Okay, now that I've typed that, I think that someone totally needs to make "Teal Deer" into a book imprint. XD
Anyway, I've been trying to write a post for about three days now, but I woke up horribly congested on Wednesday and ended up spending most of it curled in a blanket watching cartoons and drinking tea. Yesterday was spent recovering and trying to get rehydrated, though I did manage to get an
icon done!
I've been pretty busy with publishing tasks over the past week; mostly working on book formatting, but also refreshing my knowledge of ISBNs, reading about EAN barcodes, comparing puppet prices and the like. A Kindle Fire edition is out for testing, I should have an iBooks version in a few days, and then I have to see if I can put together a file that will work on a nook color. B&N seems to have restricted access to their nook kids formatting info, so that last one will be a challenge. The printer file just needs a barcode for the back cover before I send it out.
I worked in a print shop for a couple of years, and I've spent a lot of time around designers (and one very picky designer in particular), so this is far from the first file that I've sent to press, but I admit that I'm a bit nervous. I know I'm not
entirely clueless, but it also means that I'm aware that there are a lot of tiny things I might have missed, and it is the first time I've had to format an entire book (not to mention the first one with my name on the cover!) so I guess it's understandable. I keep wanting to fiddle with the kerning, and am fighting the urge to rework the illustrations. And I pray to Titivillus that no typos have made it through.

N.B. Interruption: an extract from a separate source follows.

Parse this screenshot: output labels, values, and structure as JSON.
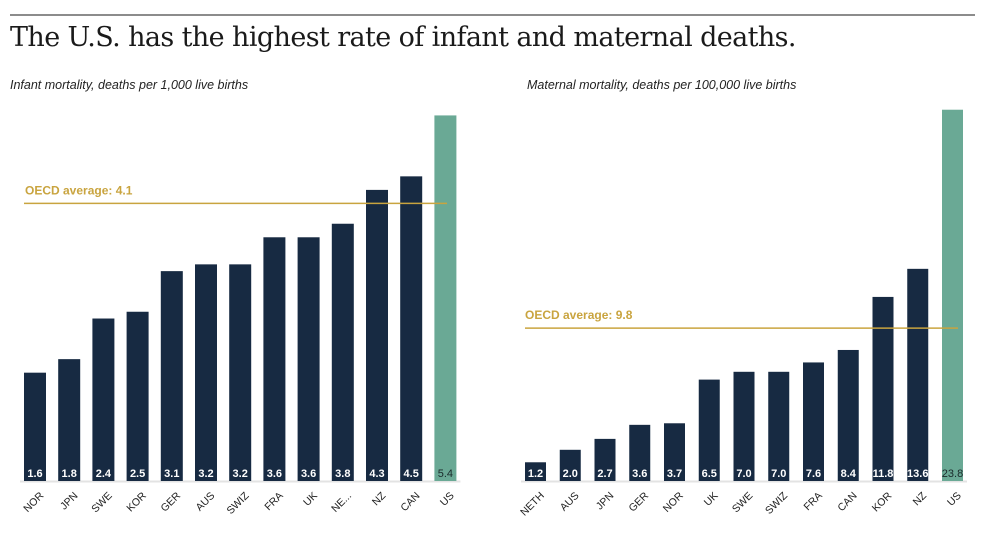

We don't have the budget for a hardbound first edition, and the book apparently doesn't have enough pages for a secure perfect binding, so we're going to try a saddle stitch with 18 sheets of somewhat heavy paper. There should be enough of a bleed around each page to compensate for the creep, and this type of binding does have the advantage of being able to open flat without breaking the spine. I'm worried that it will disappear on bookstore and library shelves, but there isn't much we can do about that. Hopefully a few places will face it out, so potential readers will be able to see it.
In...I was going to type "other news", but it's actually kind of related :P — I upgraded to OS X Lion about a week ago so I could play around with iBooks Author, thinking it would save me the trouble of hand-coding that version of the book. The app is everything it's advertised to be...it's well designed, easy to use...and won't let me make a square book. The page size is locked to the size of the iPad screen, and there's no way to change it. A small part of my brain thinks I should find this frustrating, but it just makes so much
sense that I felt like I ought to have predicted it, and couldn't help but laugh. The app will also not export body copy in anything but a dozen or so appealing and very readable typefaces. I don't know if it's because I'm so used to taking orders from a designer, or if it's because I've seen so many eye-searingly horrible results of clueless people with too many options, but I actually appreciate Apple's efforts to prevent ordinary people from unintentionally making unreadably ugly books. (The Lion upgrade, btw, was worth it, with or without iBA. I love the new Mail.app and the MailTags upgrade that the folks at Indev made to go with it, and a display glitch in ArtRage's canvas settings has now been fixed! Yay!)